Syria’s oil minister said sanctions imposed by Western governments on his country’s petroleum exports have cost $2 billion in lost revenues since last September.
“We have suffered important losses as a result of our inability to export crude oil and petroleum products,” said Sufian Alao, adding that the shortfall and losses from Sept. 1, 2011, until now add up to that $2 billion total.
The European Union, which bought most of Syria’s 130,000 b/d of oil exports, imposed sanctions on Sept. 2, following a similar decision by the US.
Alao said the embargo has caused a plunge in production of 150,000 b/d. Alao also said sanctions were imposed on five state-owned firms, namely General Petroleum Corp., Syrian Co. for Oil Transport, Syrian Gas Co., Syrian Petroleum Co., and Sytrol.
In his statement of losses, Alao—adopting a government view—said “terrorist” attacks on oil and gas pipelines and other energy infrastructure targets had killed 21 workers, disrupted supplies and caused an estimated $34 million in damages.
In December, the United Nations said Syrian President Bashar al-Assad’s security forces had killed more than 5,000 people since the unrest erupted in mid-March. The government responded by saying that “armed terrorist groups” had killed 2,000 security personnel.
Alao told state media that Syria was still trying to replace EU crude oil contracts with new customers, but that it was having trouble securing the necessary shipping insurance and trade credit.
The outlook for Syria’s oil exports worsened after UK Prime Minister David Cameron called on Jan. 19 for harsher sanctions on Damascus in an effort to further weaken al-Assad’s regime.
Cameron said, “Britain needs to lead the way in making sure we tighten the sanctions, the travel bans, the asset freezes, on Syria.” He also accused Iran and the Lebanon’s Shiite Hezbollah movement of supporting al-Assad, who he called “a wretched tyrant.”

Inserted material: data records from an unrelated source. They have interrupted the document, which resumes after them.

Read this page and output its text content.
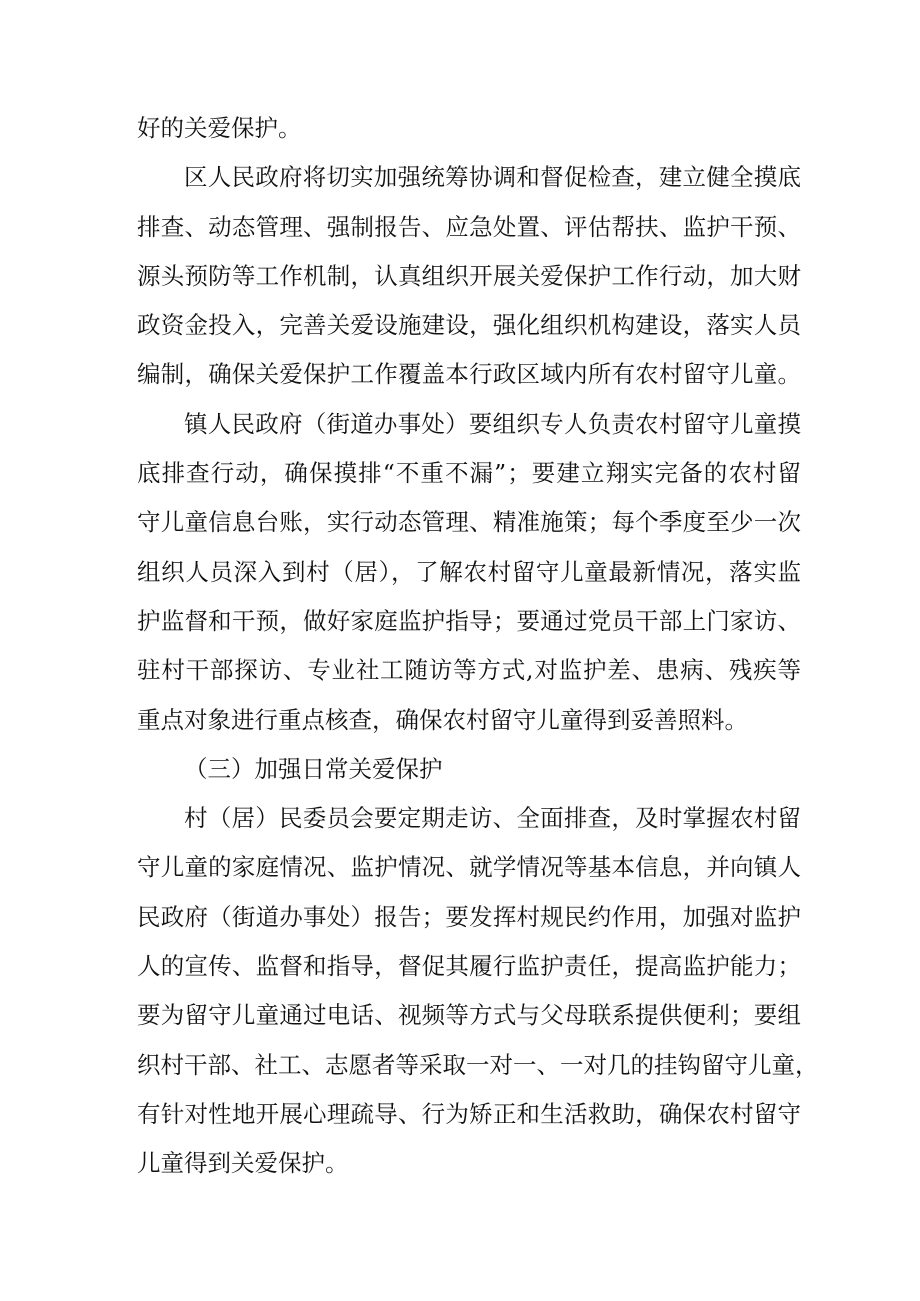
好的关爱保护。
区人民政府将切实加强统筹协调和督促检查，建立健全摸底
排查、动态管理、强制报告、应急处置、评估帮扶、监护干预、
源头预防等工作机制，认真组织开展关爱保护工作行动，加大财
政资金投入，完善关爱设施建设，强化组织机构建设，落实人员
编制，确保关爱保护工作覆盖本行政区域内所有农村留守儿童。
镇人民政府（街道办事处）要组织专人负责农村留守儿童摸
底排查行动，确保摸排“不重不漏”；要建立翔实完备的农村留
守儿童信息台账，实行动态管理、精准施策；每个季度至少一次
组织人员深入到村（居），了解农村留守儿童最新情况，落实监
护监督和干预，做好家庭监护指导；要通过党员干部上门家访、
驻村干部探访、专业社工随访等方式,对监护差、患病、残疾等
重点对象进行重点核查，确保农村留守儿童得到妥善照料。
（三）加强日常关爱保护
村（居）民委员会要定期走访、全面排查，及时掌握农村留
守儿童的家庭情况、监护情况、就学情况等基本信息，并向镇人
民政府（街道办事处）报告；要发挥村规民约作用，加强对监护
人的宣传、监督和指导，督促其履行监护责任，提高监护能力；
要为留守儿童通过电话、视频等方式与父母联系提供便利；要组
织村干部、社工、志愿者等采取一对一、一对几的挂钩留守儿童，
有针对性地开展心理疏导、行为矫正和生活救助，确保农村留守
儿童得到关爱保护。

Current EU sanctions target 30 entities and 86 individual Syrians, but EU diplomats said a further 8 companies or institutions and 22 individuals would be targeted by stricter sanctions to be agreed by member states on Jan. 23—the same day that further sanctions are to be considered against Iran.
Meanwhile, US officials said they identified an Iranian-chartered tanker attempting to carry Syrian oil to the Islamic Republic for resale, with the proceeds apparently to be returned to Damascus.
Earlier reports said the tanker took on 91,000 tonnes of crude in late November at Syria’s Mediterranean seaport of Baniyas, and intended to unload it at Iran's Ras Bahregan oil terminal.
US officials notified the ship’s insurers and registry that in picking up the Syrian oil, the ship had violated US sanctions that prohibit doing business with Syria's petroleum sector.
The tanker was insured by the Mutual Protection and Indemnity Club (P&I) and registered by the Liberian International Ship and Corporate Registry, headquartered in Washington, DC.